Friday, October 14, 2016

THE ASSIGNATION (1834)

With "The Assignation," Poe reverts back to the mode I've personally found so dissatisfying: the ironic know-it-all who tells some story that has neither sound nor fury, and still signifies nothing.

The tale's told by an unnamed bystander who witnesses a weird melodramatic incident in the canals of Venice. Somehow or other, an infant child is precipitated into one of the watercourses. The child's mother, known as "the Marchesa," watches in consternation as the servants of her husband, a powerful man named Mentoni, try and fail to locate the child before it freezes in the icy water. Somehow the servants can't seem to find the kid, and Mentoni, watching silently from a window, doesn't seem too concerned about the baby's fate. The narrator then sees a dashing young man dive into the water, unerringly dive into the water, and bring the living, though very damp, child back to its mother.  The incident seems to mean nothing, though the narrator befriends the young man, known as only "the stranger." The two men go back the latter's apartment, which is full of rare, precious art. Then the young fellow makes some wild pronouncements, drinks a glass of wine, and dies of poisoning-- just as a page serving the house runs in and announces that the Marchesa has also died of poison.

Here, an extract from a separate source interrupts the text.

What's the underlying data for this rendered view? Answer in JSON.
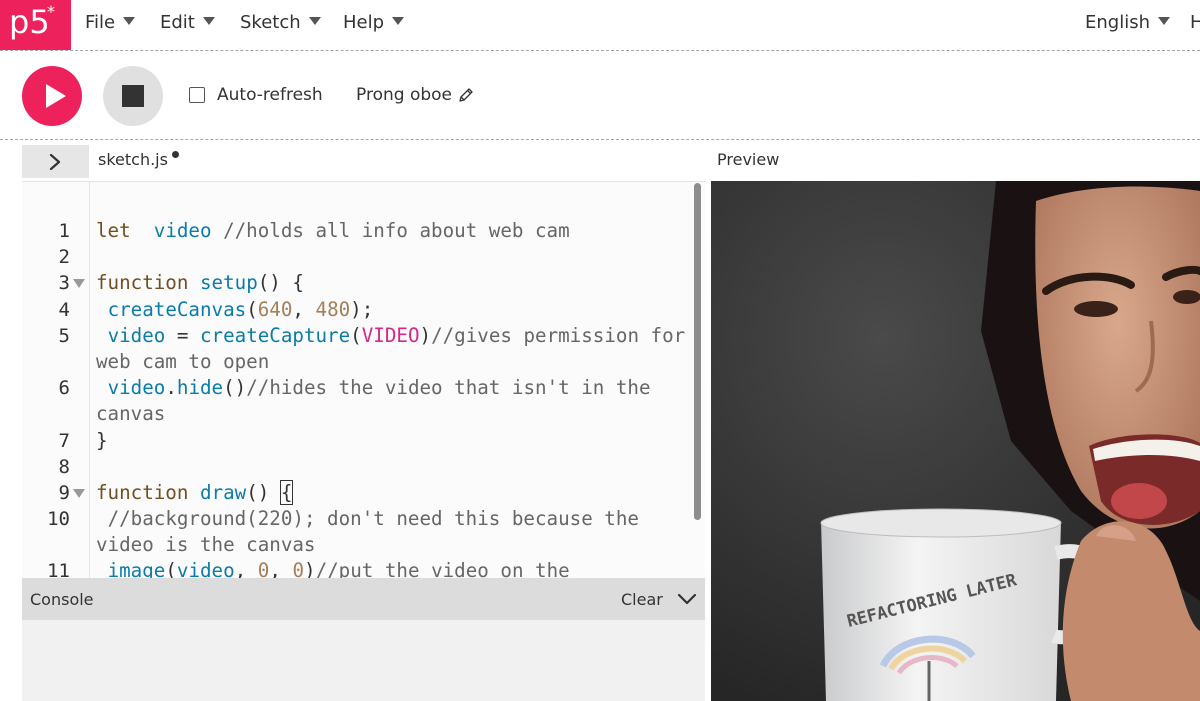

I got absolutely nothing out of this story but Poe's tedious need to show off his erudition, and though I presumed by the title alone that some indiscretion had been committed, the story gave me nothing to go on. The Internet rescued me with this essay, arguing that Poe was satirizing an allegedly biographical story by Thomas Moore. This sounds like the best possible solution, but knowing this doesn't make the story read any better.

In the comments-section of this online essay, a poster named Amper offers an even more intriguing reading: that the narrator is a hired gun, responsible for executing two clandestine lovers on the orders of the jealous Mentoni. If this could be conclusively demonstrated, then "The Assignation" would stand as a direct predecessor to the much more effective "Cask of Amontillado." But I still consider "Assignation" an artistically sterile exercise.